Love and Friendship – 7.8

May there always be an England, particularly an England of manor houses, landed gentry, beautiful clothes and complete paragraphs – even better when described by Jane Austen. Kate Beckinsale is marvelous as the conniving Lady Susan of the book’s title and everyone else revolves around her, with the men rather more buffoonish and the women more engaged in society as a sport. Writer-director-producer Whit Stillman has the right amount of fun presenting his tableaux, with beautiful music and gorgeous settings. We can all concur as we laugh at the gentleman’s comment, “I think everyone should live on their own land.”

Sunset Story – 5.5

Aimless and about an hour too long, it gave the impression of being transcribed from the Scottish equivalent of Gone With the Wind and better suited to a TV miniseries – both of which turn out to be the case. Just when we thought we’d reached the end of a pointless but pleasant glance at life in rural Scotland, the “bad thing” we sort of knew was coming showed up and made a mess of the story. We did get a view of Scotland as a very different place with a lot of taciturn folk.

The Nice Guys – 6.5

A fine comedic performance by Ryan Gosling as a bumbling L.A. private eye in this silly but harmless piffle that echoes much better noir films of the past. Russell Crowe lends heft to the proceedings, which go a little haywire once bullets, sadly but inevitably, start to spray.

Weiner – 7

1. Why would anyone let documentary filmmakers into their private lives when the backdrop is a national scandal?

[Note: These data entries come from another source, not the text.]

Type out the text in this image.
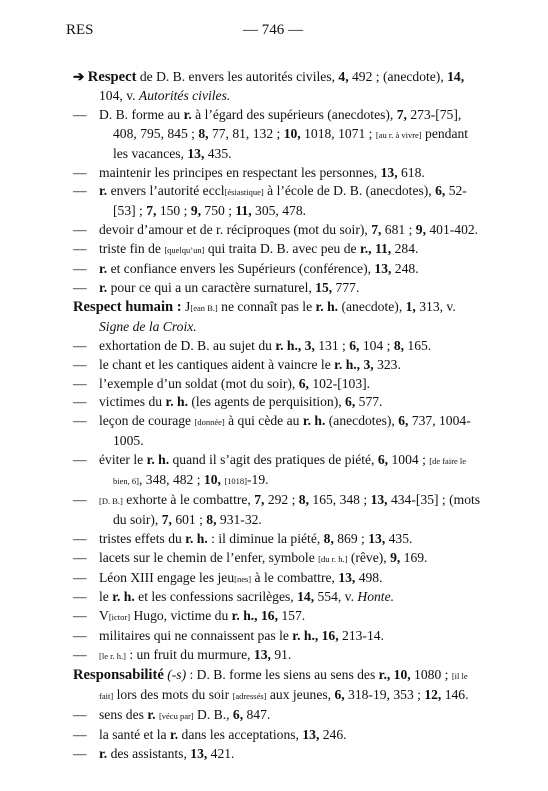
RES	— 746 —
➔ Respect de D. B. envers les autorités civiles, 4, 492 ; (anecdote), 14, 104, v. Autorités civiles.
— D. B. forme au r. à l’égard des supérieurs (anecdotes), 7, 273-[75], 408, 795, 845 ; 8, 77, 81, 132 ; 10, 1018, 1071 ; [au r. à vivre] pendant les vacances, 13, 435.
— maintenir les principes en respectant les personnes, 13, 618.
— r. envers l’autorité eccl[ésiastique] à l’école de D. B. (anecdotes), 6, 52-[53] ; 7, 150 ; 9, 750 ; 11, 305, 478.
— devoir d’amour et de r. réciproques (mot du soir), 7, 681 ; 9, 401-402.
— triste fin de [quelqu’un] qui traita D. B. avec peu de r., 11, 284.
— r. et confiance envers les Supérieurs (conférence), 13, 248.
— r. pour ce qui a un caractère surnaturel, 15, 777.
Respect humain : J[ean B.] ne connaît pas le r. h. (anecdote), 1, 313, v. Signe de la Croix.
— exhortation de D. B. au sujet du r. h., 3, 131 ; 6, 104 ; 8, 165.
— le chant et les cantiques aident à vaincre le r. h., 3, 323.
— l’exemple d’un soldat (mot du soir), 6, 102-[103].
— victimes du r. h. (les agents de perquisition), 6, 577.
— leçon de courage [donnée] à qui cède au r. h. (anecdotes), 6, 737, 1004-1005.
— éviter le r. h. quand il s’agit des pratiques de piété, 6, 1004 ; [de faire le bien, 6], 348, 482 ; 10, [1018]-19.
— [D. B.] exhorte à le combattre, 7, 292 ; 8, 165, 348 ; 13, 434-[35] ; (mots du soir), 7, 601 ; 8, 931-32.
— tristes effets du r. h. : il diminue la piété, 8, 869 ; 13, 435.
— lacets sur le chemin de l’enfer, symbole [du r. h.] (rêve), 9, 169.
— Léon XIII engage les jeu[nes] à le combattre, 13, 498.
— le r. h. et les confessions sacrilèges, 14, 554, v. Honte.
— V[ictor] Hugo, victime du r. h., 16, 157.
— militaires qui ne connaissent pas le r. h., 16, 213-14.
— [le r. h.] : un fruit du murmure, 13, 91.
Responsabilité (-s) : D. B. forme les siens au sens des r., 10, 1080 ; [il le fait] lors des mots du soir [adressés] aux jeunes, 6, 318-19, 353 ; 12, 146.
— sens des r. [vécu par] D. B., 6, 847.
— la santé et la r. dans les acceptations, 13, 246.
— r. des assistants, 13, 421.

2. Why would they let the filming continue when a new scandal erupts and all your relationships are under major stress?

3. That said, I couldn’t help but feel sympathy for ex-Congressman Anthony Weiner who – major foible aside – seemed smart, reasonable and trying to do his best, mainly because

4. The press came off as badly as in all the fictional films where I feel they are being unfairly characterized: camera trucks on the lawn, etc.

5. Did Weiner really want and intend to fight for the little guy, or is that just a line to get elected? And which is the case for Hillary, and every other politician who says the same thing?

In short, this was a provocative movie to watch during election season, both for what it suggests about the people running for office and the way the electorate gets its information. As a study in narcissism, it is merely a primer for what we are seeing with Donald Trump.

Popstar: Don’t Stop Don’t Stopping – 5

This Andy Samberg update of Spinal Tap never got off the ground for me. I kept waiting for something to laugh at, or for music to enjoy, but the whole thing was too self-referential, too tongue-in-its-own-cheek, too artificial. Maybe if I thought Andy Samberg was funny – or at least interesting – I would have enjoyed it more.

Maggie’s Plan – 7.3

Another cuddly Greta Herwig vehicle – does she ever play other than the lovable not-quite-loser but not exactly Julia Roberts? There are a bundle of pleasantly smile-inducing moments, especially early on before a plot takes over, including a marvelous cameo for Wallace Shawn. Ethan Hawke is convincing as a charmer whose narcissism is overlooked but always present. My main problem was the Julianne Moore character: why did she have to have her hair pulled up to look so unattractive and speak with a Danish (?) accent to sound so unattractive? There needed to be some reason John would want to go back to her, and it wasn’t there.